A Associação Bauruense de Combate ao Câncer é pioneira nesse trabalho. Ela foi fundada em junho de 1981 pela Rede Feminina de Combate ao Câncer. Atualmente, tem 249 pacientes e recebe uma verba da Prefeitura Municipal de R$ 942,00.

A Associação oferece todo o medicamento aos seus pacientes, além de perucas e orientação para as famílias. A entidade conta com voluntariado e pretende implantar o sistema de mensalistas para angariar mais fundos, com o intuito de continuar recebendo novos pacientes. Eles não tratam apenas pessoas de de Bauru, atendem qualquer doente com câncer que os procuram e necessita de ajuda.

O garoto Aloízio Scudeller Júnior, 11 anos, tem câncer na visão e é atendido pela Associação desde 1994. Ele conta que, além de remédios para dor de cabeça que tem com freqüência, também recebe cesta básica e passes de ônibus para se locomover. “As pessoas daqui são muito boas para mim. Me sinto amado”, diz.

De acordo com a presidente da Associação, Lyenne Berriel Cardoso, se as entidades fecharem, a saúde vira um caos. “Se todos fizerem um pouco, estarão cumprindo com seu papel diante da sociedade e nos ajudando a seguir cumprindo nosso objetivo de colaborar com os doentes. Precisamos da comunidade”, diz.

Outras entidades

A Associação dos Diabéticos de Bauru, criada em 1982, e a Associação Bauruense de Apoio e Assistência ao Renal Crônico (Abrec), fundada em 1994, trabalham com o objetivo de orientar seus pacientes e familiares. Elas contam com uma auxílio médico e voluntários que esclarecem sobre as doenças e ajudam no tratamento.

Como uma família

O motorista aposentado Jesus Valério dos Santos, 58 anos, há sete meses faz tratamento de câncer de intestino. Ele recebe acompanhamento da Associação Bauruense de Combate ao Câncer. Para o aposentado, os funcionários da entidade são sua família.
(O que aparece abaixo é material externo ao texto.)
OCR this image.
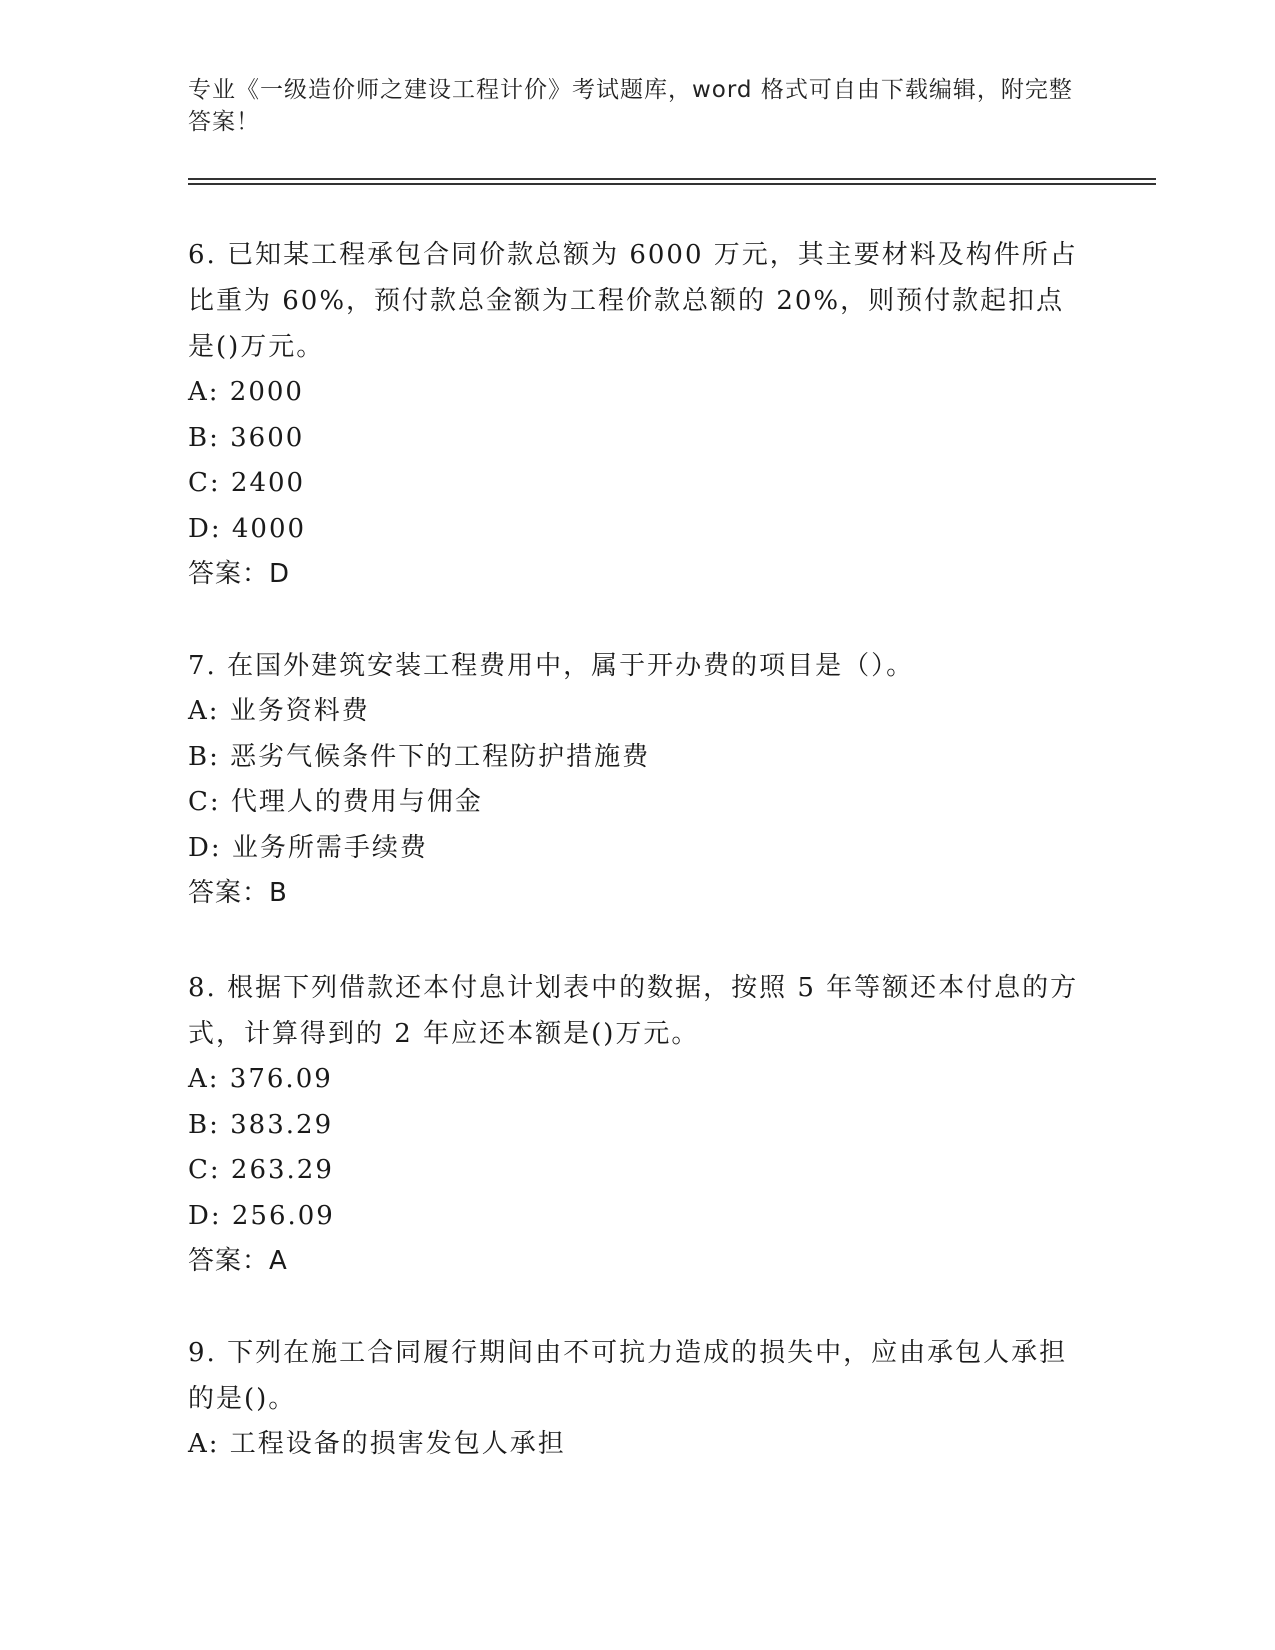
专业《一级造价师之建设工程计价》考试题库，word 格式可自由下载编辑，附完整答案！

6. 已知某工程承包合同价款总额为 6000 万元，其主要材料及构件所占比重为 60%，预付款总金额为工程价款总额的 20%，则预付款起扣点是()万元。

A: 2000

B: 3600

C: 2400

D: 4000

答案：D

7. 在国外建筑安装工程费用中，属于开办费的项目是（）。

A: 业务资料费

B: 恶劣气候条件下的工程防护措施费

C: 代理人的费用与佣金

D: 业务所需手续费

答案：B

8. 根据下列借款还本付息计划表中的数据，按照 5 年等额还本付息的方式，计算得到的 2 年应还本额是()万元。

A: 376.09

B: 383.29

C: 263.29

D: 256.09

答案：A

9. 下列在施工合同履行期间由不可抗力造成的损失中，应由承包人承担的是()。

A: 工程设备的损害发包人承担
Ele conta que é separado e tem 11 filhos, mas nenhum deles o ajuda. “Minha família não cuida de mim como as meninas aqui da Associação. Isso aqui para mim é uma maravilha”, diz.

Santos recebe os medicamentos que necessita e, sempre que possível, é ajudado também com vestuário e alimentação, além de ter auxílio psicológico e assistencial. “Depois que conheci esse pessoal fiquei feliz. Eles cuidam de mim, não me deixam faltar nada. Eu estou em casa. A gente tendo qualquer problema, eles correm, ajudam. Se não existisse isso aqui, não sei o que seria de mim”, afirma.

Morador do Núcleo José Regino, ele conta que todas as semanas vai até a sede da entidade. “Eu venho aqui e me sinto muito bem. Esse é um trabalho bom e sério. As pessoas que podem, deveriam ajudar mais essa casa para que esse trabalho não acabe nunca. Se isso aqui acabar, que vai ser da gente?”, diz.

Santos, que recebe R$ 375,00 de aposentadoria, salienta que está muito satisfeito com o trabalho realizado pela entidade. “Se eu precisar de um sapato, eles me dão. E não é só para mim não, é para todo mundo. Eu venho sempre aqui. Ai delas se me abandonarem. Eu choro.”